Read Labels and Pick Lower-Sodium Products
Not all “reduced sodium” labels mean the same thing. The FDA sets specific thresholds for sodium claims on food packaging:
- Very low sodium: 35 mg or less per serving
- Low sodium: 140 mg or less per serving
- Reduced sodium: At least 25% less sodium than the regular version of that product
That last category is the one that trips people up. A “reduced sodium” soup might still contain 600 mg per serving if the original had 800 mg. It’s lower, but it’s not low. If you’re serious about cutting sodium, look for products labeled “low sodium” (140 mg or less) or “no salt added.” These give you the most room to season the soup yourself.
When comparing cans, check the sodium per serving and the number of servings per container. Some cans list two or 2.5 servings, which means eating the whole can doubles or triples the sodium number on the label.
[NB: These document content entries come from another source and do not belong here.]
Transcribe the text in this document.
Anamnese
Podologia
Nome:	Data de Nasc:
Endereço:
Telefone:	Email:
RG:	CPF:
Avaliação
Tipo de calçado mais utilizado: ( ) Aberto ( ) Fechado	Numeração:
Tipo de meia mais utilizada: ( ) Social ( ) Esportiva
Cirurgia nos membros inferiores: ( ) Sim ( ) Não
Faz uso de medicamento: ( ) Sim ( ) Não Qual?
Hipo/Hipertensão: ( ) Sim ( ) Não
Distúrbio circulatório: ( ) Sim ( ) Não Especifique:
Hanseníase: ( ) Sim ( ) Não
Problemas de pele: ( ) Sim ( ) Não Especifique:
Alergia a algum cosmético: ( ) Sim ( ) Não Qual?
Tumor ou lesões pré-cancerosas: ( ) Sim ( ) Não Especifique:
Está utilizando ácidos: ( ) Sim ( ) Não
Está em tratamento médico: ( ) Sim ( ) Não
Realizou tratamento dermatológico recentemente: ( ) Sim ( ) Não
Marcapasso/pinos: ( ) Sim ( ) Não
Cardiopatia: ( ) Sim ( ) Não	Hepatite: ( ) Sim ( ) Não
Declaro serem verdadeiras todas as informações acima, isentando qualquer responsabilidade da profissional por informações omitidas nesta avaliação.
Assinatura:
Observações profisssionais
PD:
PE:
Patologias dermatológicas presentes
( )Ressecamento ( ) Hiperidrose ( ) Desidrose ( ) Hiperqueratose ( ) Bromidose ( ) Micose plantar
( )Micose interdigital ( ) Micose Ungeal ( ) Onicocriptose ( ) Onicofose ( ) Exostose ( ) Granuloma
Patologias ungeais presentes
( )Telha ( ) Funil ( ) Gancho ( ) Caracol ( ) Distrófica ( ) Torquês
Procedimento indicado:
Add Flavor Without Adding Salt
The main reason people reach for salt is that low-sodium soup can taste flat. The fix is acidity and aromatics, not more sodium. A squeeze of lemon juice or a splash of vinegar (balsamic, red wine, or apple cider) brightens a soup instantly because acid activates your taste buds in a way that mimics the satisfaction of salt. Even a teaspoon can transform a bland bowl.
Fresh garlic, ginger, and onion add depth that dried seasonings alone can’t match. If you’re short on time, garlic powder and onion powder work too, but check the label to make sure you’re buying the pure spice, not garlic salt or onion salt. Beyond those basics, certain dried herbs pair especially well with soup: thyme and rosemary in chicken or vegetable soups, cumin and paprika in bean or tomato-based soups, and oregano and basil in anything with an Italian flavor profile. Salt-free seasoning blends sold in the spice aisle combine several of these into one shaker.
A small amount of something savory also helps. A spoonful of tomato paste, a splash of soy sauce’s low-sodium version, or a pinch of nutritional yeast can create the umami richness that makes you forget the salt is missing.
A Note on Potassium-Based Salt Substitutes
Salt substitutes that replace sodium chloride with potassium chloride are popular for seasoning food at the table, and they can work in soup too. For most healthy people, potassium-based substitutes are a reasonable swap. But they carry real risks for anyone with kidney disease, diabetes that affects kidney function, or anyone taking certain blood pressure medications like ACE inhibitors or potassium-sparing diuretics. These conditions impair the body’s ability to clear excess potassium, and using a potassium-heavy salt substitute can push blood potassium to dangerous levels. If you have any of those conditions, talk with your doctor before using these products regularly.
Combine Strategies for the Biggest Impact
No single trick eliminates the sodium problem on its own, but stacking several approaches together gets you close. Start with a low-sodium or reduced-sodium can. Dilute it with water or unsalted broth. Add a generous portion of fresh or frozen vegetables to restore volume and texture. Finish with acid, herbs, and aromatics to rebuild flavor. A soup that started at 800 mg of sodium per serving can realistically land under 300 mg per serving with this combination, well within the range where a bowl of soup fits comfortably into a 1,500 mg daily target.
Cutting even 1,000 mg of sodium from your daily intake improves blood pressure and heart health for most people. If soup is a regular part of your diet, these adjustments add up fast over the course of a week.